Ebook The information content of market liquidity: An empirical analysis of liquidity at the Oslo Stock Exchange
In finance, liquidity is a concept with many interpretations, and many uses. Following the recent financial crisis there has been a huge increase in research on liquidity related topics both with respect to macro liquidity, funding liquidity, the liquidity of different asset classes and markets as well as the flow of funds between different assets and markets.
In this paper we look at the link between equity market liquidity and the real economy. In the discussion of the current financial crisis, much attention has been on the apparent casual effect from a dry up in the liquidity of financial assets to the crisis of the economy. Nes et al. [2009b] show that such links between aggregate stock market liquidity and the macro economy are not new, rather, they have been a stable feature of the US stock market at least since the Second World War. They show, using data for the US from 1947 through 2008, that equity market liquidity is a very good leading indicator of the real economy. We look at similar issues using data from the Norwegian equity market (Oslo Stock Exchange – OSE). We examine the liquidity of the Norwegian equity market represented by the stocks listed on the OSE over the period 1980 through 2008.

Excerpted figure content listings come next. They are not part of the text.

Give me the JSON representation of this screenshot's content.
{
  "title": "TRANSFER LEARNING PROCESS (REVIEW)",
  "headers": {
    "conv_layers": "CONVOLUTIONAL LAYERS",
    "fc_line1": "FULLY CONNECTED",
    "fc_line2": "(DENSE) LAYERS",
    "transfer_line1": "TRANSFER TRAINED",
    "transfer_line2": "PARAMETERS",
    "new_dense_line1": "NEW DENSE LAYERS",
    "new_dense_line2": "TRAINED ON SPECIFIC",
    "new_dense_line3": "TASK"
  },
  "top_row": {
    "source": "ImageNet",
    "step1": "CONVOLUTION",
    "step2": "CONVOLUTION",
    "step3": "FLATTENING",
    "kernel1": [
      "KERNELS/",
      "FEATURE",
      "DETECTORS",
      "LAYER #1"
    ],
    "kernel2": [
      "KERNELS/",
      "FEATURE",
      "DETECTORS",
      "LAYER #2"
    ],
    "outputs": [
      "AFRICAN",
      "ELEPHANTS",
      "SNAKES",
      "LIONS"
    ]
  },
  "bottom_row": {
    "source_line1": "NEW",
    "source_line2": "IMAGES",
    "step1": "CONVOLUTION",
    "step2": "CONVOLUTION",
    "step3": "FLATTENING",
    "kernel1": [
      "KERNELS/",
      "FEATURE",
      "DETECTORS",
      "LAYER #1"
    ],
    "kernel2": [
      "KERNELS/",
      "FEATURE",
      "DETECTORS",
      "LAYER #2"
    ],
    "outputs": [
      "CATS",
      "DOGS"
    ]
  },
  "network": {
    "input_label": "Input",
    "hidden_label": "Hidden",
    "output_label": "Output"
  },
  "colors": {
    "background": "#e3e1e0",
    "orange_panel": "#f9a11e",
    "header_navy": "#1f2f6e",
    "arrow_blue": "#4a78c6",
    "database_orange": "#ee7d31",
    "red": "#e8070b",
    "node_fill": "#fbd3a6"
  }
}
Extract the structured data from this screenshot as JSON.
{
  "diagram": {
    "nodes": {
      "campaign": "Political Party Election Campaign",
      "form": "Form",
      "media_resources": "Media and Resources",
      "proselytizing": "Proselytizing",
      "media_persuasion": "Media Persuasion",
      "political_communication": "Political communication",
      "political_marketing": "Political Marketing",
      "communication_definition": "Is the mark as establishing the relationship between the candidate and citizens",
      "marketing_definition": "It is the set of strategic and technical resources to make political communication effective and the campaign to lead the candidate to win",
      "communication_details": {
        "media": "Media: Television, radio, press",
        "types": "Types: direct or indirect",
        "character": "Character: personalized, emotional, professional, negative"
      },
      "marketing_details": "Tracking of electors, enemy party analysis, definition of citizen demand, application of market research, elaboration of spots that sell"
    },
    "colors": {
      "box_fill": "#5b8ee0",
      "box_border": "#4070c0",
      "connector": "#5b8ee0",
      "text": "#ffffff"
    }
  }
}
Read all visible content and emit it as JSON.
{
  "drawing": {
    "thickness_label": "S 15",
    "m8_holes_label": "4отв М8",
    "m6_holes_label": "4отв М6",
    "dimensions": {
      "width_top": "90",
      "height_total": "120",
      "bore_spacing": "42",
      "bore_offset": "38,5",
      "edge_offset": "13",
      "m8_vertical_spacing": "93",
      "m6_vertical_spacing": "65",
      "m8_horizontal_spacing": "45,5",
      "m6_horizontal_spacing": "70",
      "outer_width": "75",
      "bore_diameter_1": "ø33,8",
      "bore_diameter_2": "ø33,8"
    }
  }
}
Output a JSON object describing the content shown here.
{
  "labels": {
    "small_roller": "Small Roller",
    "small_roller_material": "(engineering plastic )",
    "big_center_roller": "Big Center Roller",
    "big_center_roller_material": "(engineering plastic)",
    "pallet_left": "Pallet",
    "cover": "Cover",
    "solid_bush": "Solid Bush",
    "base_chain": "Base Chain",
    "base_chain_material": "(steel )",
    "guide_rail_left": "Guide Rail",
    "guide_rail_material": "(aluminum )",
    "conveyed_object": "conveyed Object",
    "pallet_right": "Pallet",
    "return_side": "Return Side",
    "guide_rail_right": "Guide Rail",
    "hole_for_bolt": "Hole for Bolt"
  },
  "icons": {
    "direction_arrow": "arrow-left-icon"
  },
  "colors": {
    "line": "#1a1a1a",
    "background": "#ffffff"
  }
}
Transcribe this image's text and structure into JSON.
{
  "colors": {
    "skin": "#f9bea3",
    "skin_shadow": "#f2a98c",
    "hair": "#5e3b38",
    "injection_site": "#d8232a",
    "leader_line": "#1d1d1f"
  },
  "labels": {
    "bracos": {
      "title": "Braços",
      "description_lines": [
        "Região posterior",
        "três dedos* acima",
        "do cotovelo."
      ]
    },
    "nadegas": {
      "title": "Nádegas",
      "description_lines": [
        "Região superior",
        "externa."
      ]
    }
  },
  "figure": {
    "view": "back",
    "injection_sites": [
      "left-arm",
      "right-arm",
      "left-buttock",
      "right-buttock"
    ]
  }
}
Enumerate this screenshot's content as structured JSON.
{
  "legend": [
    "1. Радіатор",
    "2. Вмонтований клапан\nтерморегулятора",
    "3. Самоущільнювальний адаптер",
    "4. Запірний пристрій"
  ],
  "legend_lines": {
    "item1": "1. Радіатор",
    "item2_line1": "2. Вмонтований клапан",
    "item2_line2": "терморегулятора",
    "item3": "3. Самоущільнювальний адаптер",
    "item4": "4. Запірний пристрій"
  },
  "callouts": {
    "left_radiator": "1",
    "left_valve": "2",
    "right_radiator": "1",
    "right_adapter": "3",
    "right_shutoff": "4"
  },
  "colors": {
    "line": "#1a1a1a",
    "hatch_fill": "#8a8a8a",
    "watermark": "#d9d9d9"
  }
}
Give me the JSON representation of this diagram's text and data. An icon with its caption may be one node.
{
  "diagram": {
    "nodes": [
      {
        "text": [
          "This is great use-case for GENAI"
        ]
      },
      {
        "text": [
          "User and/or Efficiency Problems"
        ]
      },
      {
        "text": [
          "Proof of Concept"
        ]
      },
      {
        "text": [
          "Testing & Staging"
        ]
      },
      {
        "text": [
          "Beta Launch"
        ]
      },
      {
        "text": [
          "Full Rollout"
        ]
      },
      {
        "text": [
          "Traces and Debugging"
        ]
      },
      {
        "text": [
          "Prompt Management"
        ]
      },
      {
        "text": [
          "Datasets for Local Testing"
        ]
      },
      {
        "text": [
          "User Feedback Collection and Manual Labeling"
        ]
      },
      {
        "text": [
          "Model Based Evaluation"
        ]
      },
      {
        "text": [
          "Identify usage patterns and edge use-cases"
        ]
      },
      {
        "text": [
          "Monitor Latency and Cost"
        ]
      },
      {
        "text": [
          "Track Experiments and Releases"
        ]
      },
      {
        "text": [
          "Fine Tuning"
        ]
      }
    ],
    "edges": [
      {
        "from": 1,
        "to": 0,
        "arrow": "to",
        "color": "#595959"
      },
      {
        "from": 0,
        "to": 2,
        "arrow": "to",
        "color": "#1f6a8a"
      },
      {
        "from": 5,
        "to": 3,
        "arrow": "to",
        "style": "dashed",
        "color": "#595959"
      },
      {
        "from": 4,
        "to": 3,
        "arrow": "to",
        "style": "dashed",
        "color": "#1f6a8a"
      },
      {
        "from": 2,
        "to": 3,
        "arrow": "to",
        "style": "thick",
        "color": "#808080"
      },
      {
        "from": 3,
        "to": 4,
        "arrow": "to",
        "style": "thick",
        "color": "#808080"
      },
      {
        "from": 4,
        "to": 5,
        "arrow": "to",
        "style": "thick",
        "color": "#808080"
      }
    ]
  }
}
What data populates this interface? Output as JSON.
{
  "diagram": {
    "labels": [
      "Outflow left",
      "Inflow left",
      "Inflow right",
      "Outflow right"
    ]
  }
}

The goal of this study is twofold. First, we give a general descriptive analysis of the liquidity and trading activity of the Oslo Stock Exchange (OSE) for the period 1980 through 2008, with particular focus on the crisis period 2007-2008. With respect to the crisis we examine how liquidity and trading activity changed through the crisis for the market as a whole, across important firm risk characteristics (mainly firm size) and for individual industry sectors.
Secondly, we examine in more detail to what degree market liquidity is informative about future economic conditions in Norway. We perform an in-sample analysis where market liquidity is used as a predictor of macroeconomic aggregates such as growth in real GDP, unemployment, credit, consumption and investments. We also do Granger causality tests between the variables, as well as out-of-sample evaluations of simple linear forecasting models where we examine whether liquidity might be of use for predicting macro conditions in real time. In both the in-sample and out-of-sample analysis we compare the performance of market liquidity to other financial predictors.
The structure of the paper is as follows. We start by a brief overview of the current research on equity market liquidity and its links with the macroeconomy before we in section 2 describe the data and the construction of our liquidity measures. In section 3 we provide some descriptive statistics for the variables and examine the time series development in liquidity across the whole sample period 1980-2008 with particular focus on the crisis period. In section 4 we examine the predictive ability of liquidity for several macroeconomic variables both in-sample and out-of-sample. We also examine the causality relation between liquidity and macroeconomic variables. Finally, in section 5 we summarize the results.